L’important c’est l’eros
Mixant philosophie et culture pop, la dessinatrice LIV STRÖMQUIST signe un essai aussi drôle qu’instructif sur l’engagement amoureux.
LIV STRÖMQUIST NE CACHE PAS CE QU’ELLE DOIT À KATHLEEN HANNA, la chanteuse de Bikini Kill et du Tigre, ou au punk en général. Depuis ses premiers fanzines, elle applique à la lettre son message et celui du do it yourself, soit s’exprimer sans prêter trop d’attention à la technique. Ses albums ne reposent pas sur des démonstrations de virtuosité mais plutôt sur la vivacité de son esprit et son talent à concevoir des essais graphiques au ton unique, à la fois badass et documenté, pop et satirique. Elle sait ainsi construire ses enquêtes en prenant comme point de départ un exemple tiré de la société du spectacle qu’elle va étendre vers des considérations plus universelles.
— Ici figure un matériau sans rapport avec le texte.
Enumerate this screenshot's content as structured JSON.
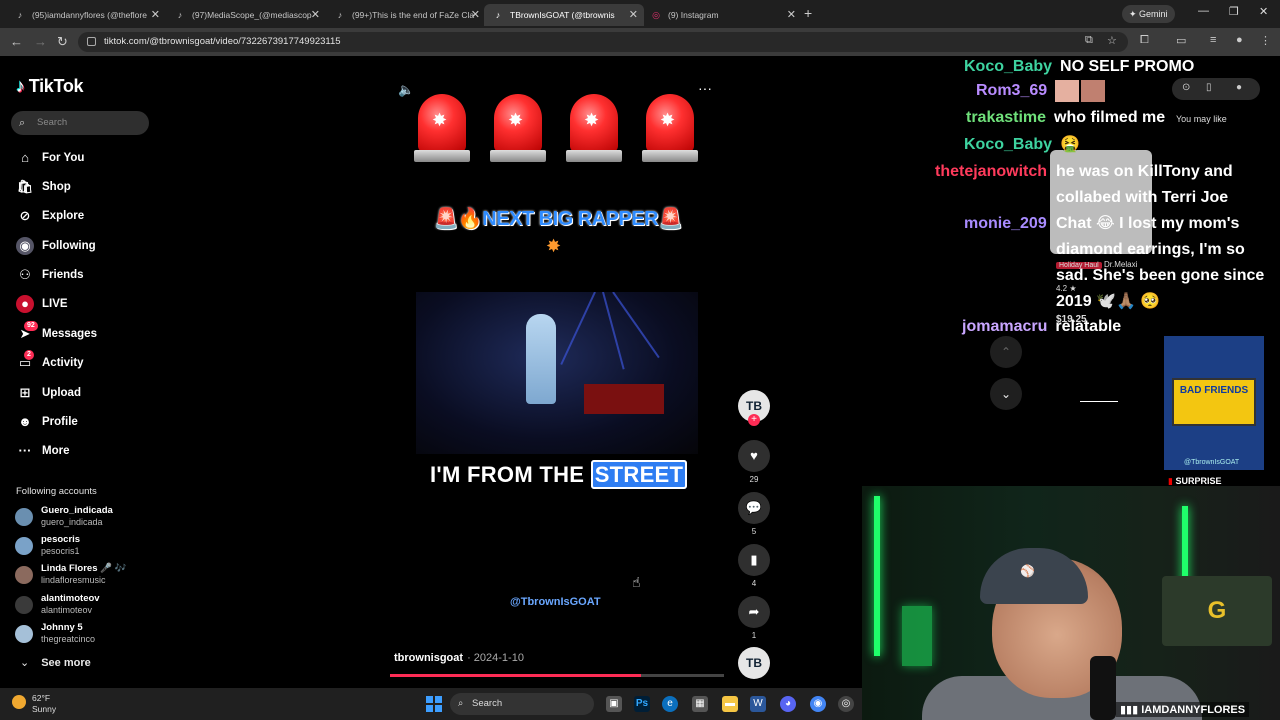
{
  "browser": {
    "tabs": [
      {
        "title": "(95)iamdannyflores (@theflore",
        "icon": "tiktok-icon",
        "active": false
      },
      {
        "title": "(97)MediaScope_(@mediascop",
        "icon": "tiktok-icon",
        "active": false
      },
      {
        "title": "(99+)This is the end of FaZe Cla",
        "icon": "tiktok-icon",
        "active": false
      },
      {
        "title": "TBrownIsGOAT (@tbrownis",
        "icon": "tiktok-icon",
        "active": true
      },
      {
        "title": "(9) Instagram",
        "icon": "instagram-icon",
        "active": false
      }
    ],
    "gemini_label": "Gemini",
    "url": "tiktok.com/@tbrownisgoat/video/7322673917749923115"
  },
  "tiktok": {
    "logo": "TikTok",
    "search_placeholder": "Search",
    "menu": [
      {
        "label": "For You",
        "icon": "home-icon",
        "badge": ""
      },
      {
        "label": "Shop",
        "icon": "shop-icon",
        "badge": ""
      },
      {
        "label": "Explore",
        "icon": "compass-icon",
        "badge": ""
      },
      {
        "label": "Following",
        "icon": "following-icon",
        "badge": ""
      },
      {
        "label": "Friends",
        "icon": "friends-icon",
        "badge": ""
      },
      {
        "label": "LIVE",
        "icon": "live-icon",
        "badge": ""
      },
      {
        "label": "Messages",
        "icon": "messages-icon",
        "badge": "92"
      },
      {
        "label": "Activity",
        "icon": "activity-icon",
        "badge": "2"
      },
      {
        "label": "Upload",
        "icon": "upload-icon",
        "badge": ""
      },
      {
        "label": "Profile",
        "icon": "profile-icon",
        "badge": ""
      },
      {
        "label": "More",
        "icon": "more-icon",
        "badge": ""
      }
    ],
    "following_title": "Following accounts",
    "accounts": [
      {
        "name": "Guero_indicada",
        "handle": "guero_indicada"
      },
      {
        "name": "pesocris",
        "handle": "pesocris1"
      },
      {
        "name": "Linda Flores 🎤 🎶",
        "handle": "lindafloresmusic"
      },
      {
        "name": "alantimoteov",
        "handle": "alantimoteov"
      },
      {
        "name": "Johnny 5",
        "handle": "thegreatcinco"
      }
    ],
    "see_more": "See more"
  },
  "video": {
    "caption_top": "🚨🔥NEXT BIG RAPPER🚨",
    "lyric_pre": "I'M FROM THE",
    "lyric_highlight": "STREET",
    "watermark": "@TbrownIsGOAT",
    "author": "tbrownisgoat",
    "date": "· 2024-1-10",
    "progress": 0.75,
    "actions": {
      "likes": "29",
      "comments": "5",
      "saves": "4",
      "shares": "1"
    },
    "avatar_text": "TB"
  },
  "chat": [
    {
      "user": "Koco_Baby",
      "text": "NO SELF PROMO",
      "color": "#3ed3a0"
    },
    {
      "user": "Rom3_69",
      "text": "",
      "color": "#b98cff"
    },
    {
      "user": "trakastime",
      "text": "who filmed me",
      "color": "#6fe07a"
    },
    {
      "user": "Koco_Baby",
      "text": "🤮",
      "color": "#3ed3a0"
    },
    {
      "user": "thetejanowitch",
      "text": "he was on KillTony and collabed with Terri Joe",
      "color": "#ff3b5c"
    },
    {
      "user": "monie_209",
      "text": "Chat 😂 I lost my mom's diamond earrings, I'm so sad. She's been gone since 2019 🕊️🙏🏽 🥺",
      "color": "#a98cff"
    },
    {
      "user": "jomamacru",
      "text": "relatable",
      "color": "#c9a6ff"
    }
  ],
  "recommend": {
    "you_may_like": "You may like",
    "holiday_tag": "Holiday Haul",
    "product_brand": "Dr.Melaxi",
    "rating": "4.2 ★",
    "price": "$19.25",
    "thumb_caption": "@TbrownIsGOAT",
    "thumb_board": "BAD FRIENDS",
    "surprise": "SURPRISE"
  },
  "webcam": {
    "handle": "IAMDANNYFLORES",
    "pack_logo": "G"
  },
  "taskbar": {
    "temp": "62°F",
    "condition": "Sunny",
    "search": "Search"
  }
}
Ici, c’est l’incapacité de l’acteur Leonardo DiCaprio à connaître l’amour sur la durée – incapacité suggérée par un incessant cycle de fiançailles et de ruptures avec des mannequins – qui lui sert de premier fil directeur. Après s’être penchée sur l’organe sexuel féminin (L’Origine du monde) ou les causes de la domination masculine (I’m Every Woman),
Liv Strömquist mène son investigation sur le sujet de l’engagement amoureux, d’abord rendu difficile par la domination de la rationalité au détriment de l’élan passionné.
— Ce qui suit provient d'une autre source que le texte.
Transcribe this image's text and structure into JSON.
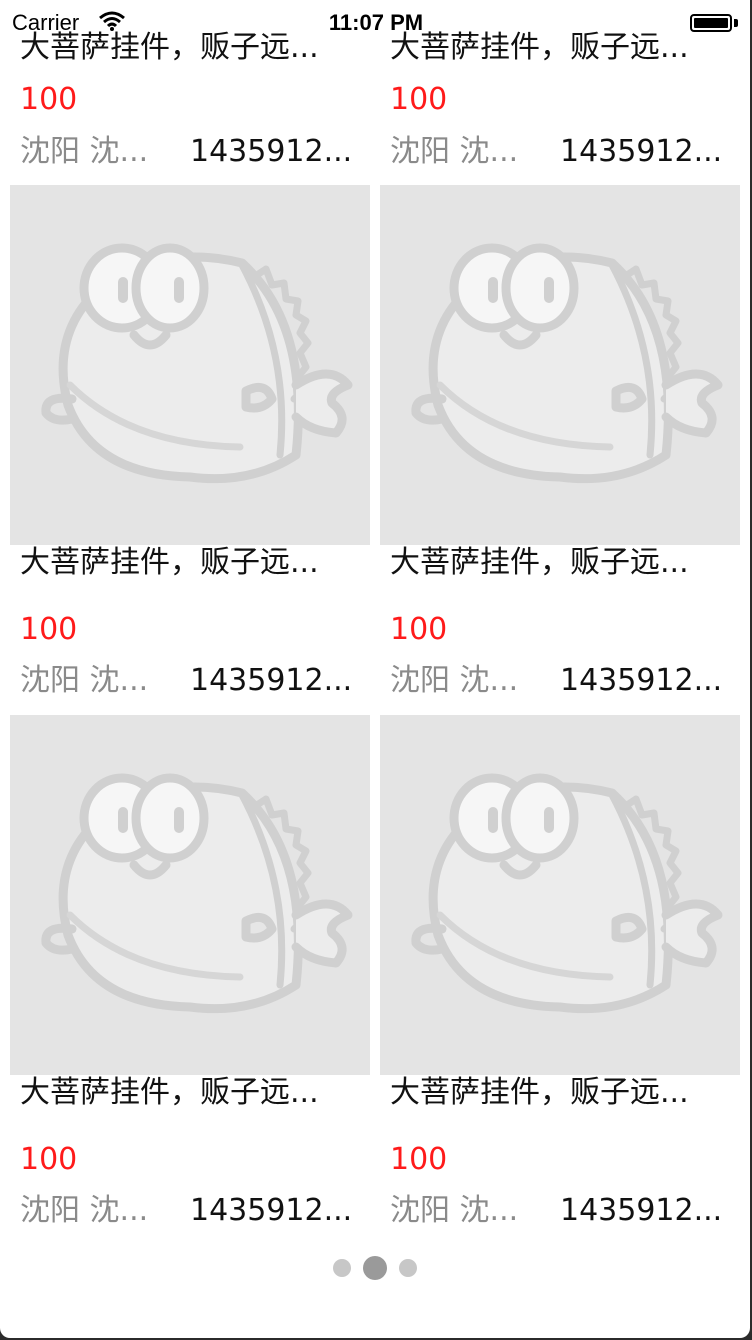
{
  "status_bar": {
    "carrier": "Carrier",
    "time": "11:07 PM"
  },
  "product": {
    "title": "大菩萨挂件，贩子远...",
    "price": "100",
    "location": "沈阳 沈...",
    "phone": "1435912..."
  },
  "pager": {
    "pages": 3,
    "current": 2
  }
}
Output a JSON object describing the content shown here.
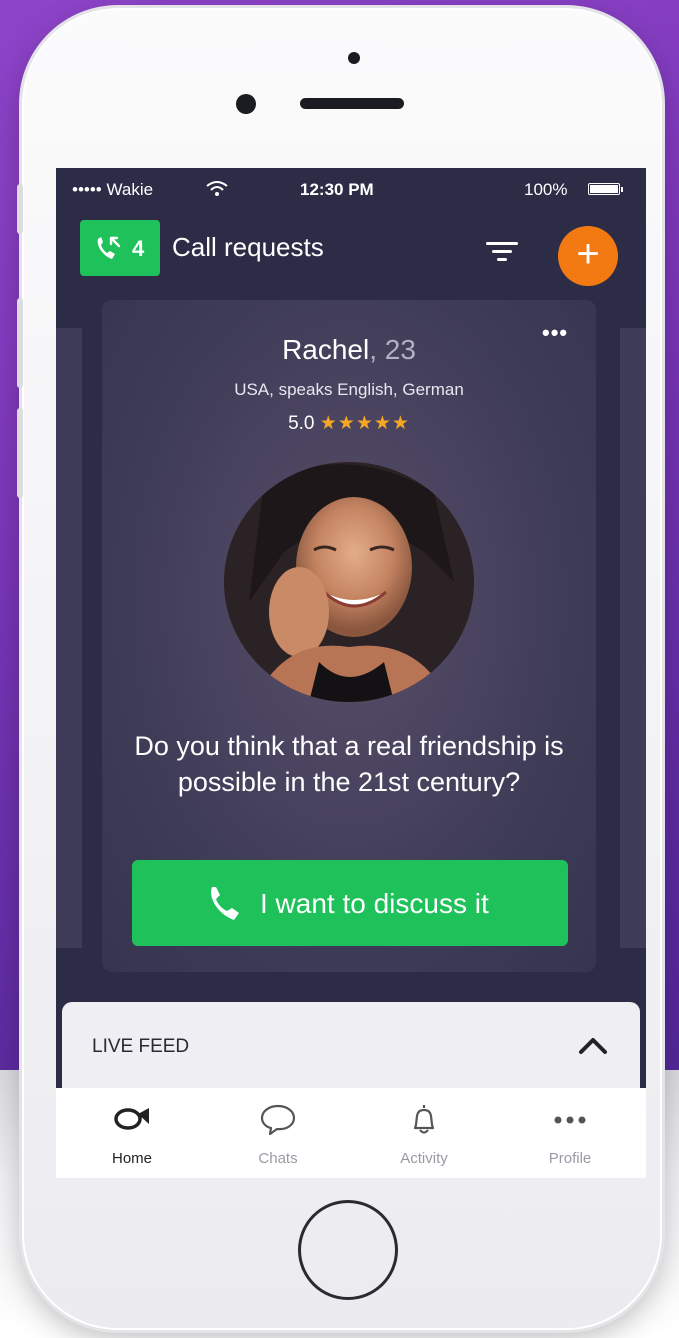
{
  "status_bar": {
    "carrier": "••••• Wakie",
    "time": "12:30 PM",
    "battery": "100%"
  },
  "header": {
    "call_count": "4",
    "title": "Call requests",
    "add_label": "+"
  },
  "card": {
    "menu_label": "•••",
    "name": "Rachel",
    "age": ", 23",
    "location": "USA, speaks English, German",
    "rating_value": "5.0",
    "stars": "★★★★★",
    "question": "Do you think that a real friendship is possible in the 21st century?",
    "cta_label": "I want to discuss it"
  },
  "live_feed": {
    "label": "LIVE FEED"
  },
  "tabs": [
    {
      "label": "Home",
      "icon": "horn-icon"
    },
    {
      "label": "Chats",
      "icon": "chat-bubble-icon"
    },
    {
      "label": "Activity",
      "icon": "bell-icon"
    },
    {
      "label": "Profile",
      "icon": "more-dots-icon"
    }
  ],
  "colors": {
    "background_purple": "#7a36b8",
    "screen_bg": "#2d2c47",
    "accent_green": "#1fc25a",
    "accent_orange": "#f37a12",
    "star_gold": "#f5a623"
  }
}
Si ses recherches se révèlent aussi jubilatoires, on le doit à l’humour ravageur de la Suédoise. Ainsi, elle écrit : “Etre amoureux c’est donc comme être complètement impuissant, sans bras ni jambes, une sorte de viande à kebab qui tourne sur elle-même (…).” Surtout, dans La rose la plus rouge s’épanouit, tourbillon étourdissant de dessins, de mots et de collages, l’autrice alimente son raisonnement en convoquant des références hétéroclites et éclairantes.
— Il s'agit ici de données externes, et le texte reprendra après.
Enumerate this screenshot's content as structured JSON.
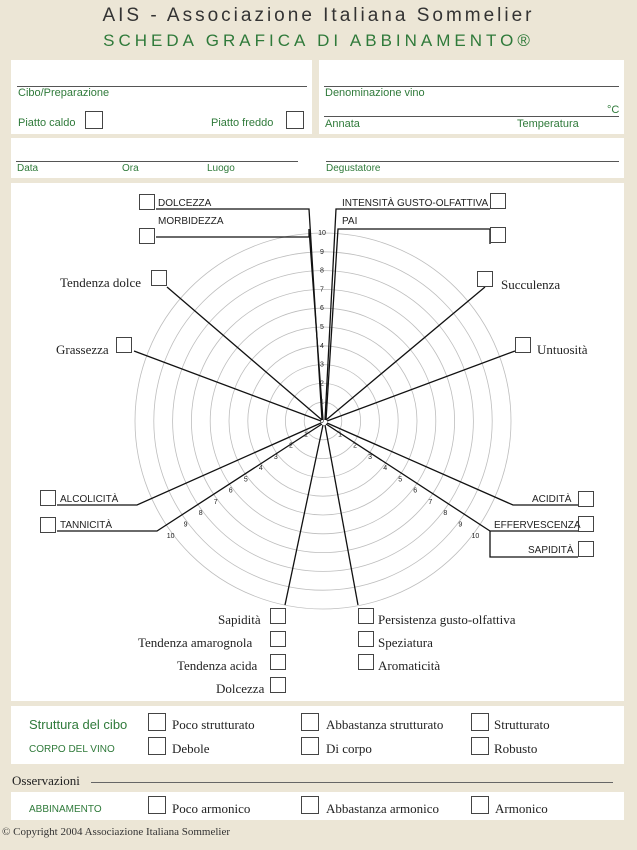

Elle emprunte leurs écrits à quantité de femmes et d’hommes de lettres – de Lou Andreas-Salomé à Georges Bataille en passant par la poétesse Hilda Doolittle ou le philosophe Byung-Chul Han –, transforme en cas pratique une émission de téléréalité, prend au mot la chanson Irreplaceable de Beyoncé ou revisite le mythe du fil d’Ariane. Absolument pas gratuites, ces citations donnent corps à une étude aussi éclairante que divertissante.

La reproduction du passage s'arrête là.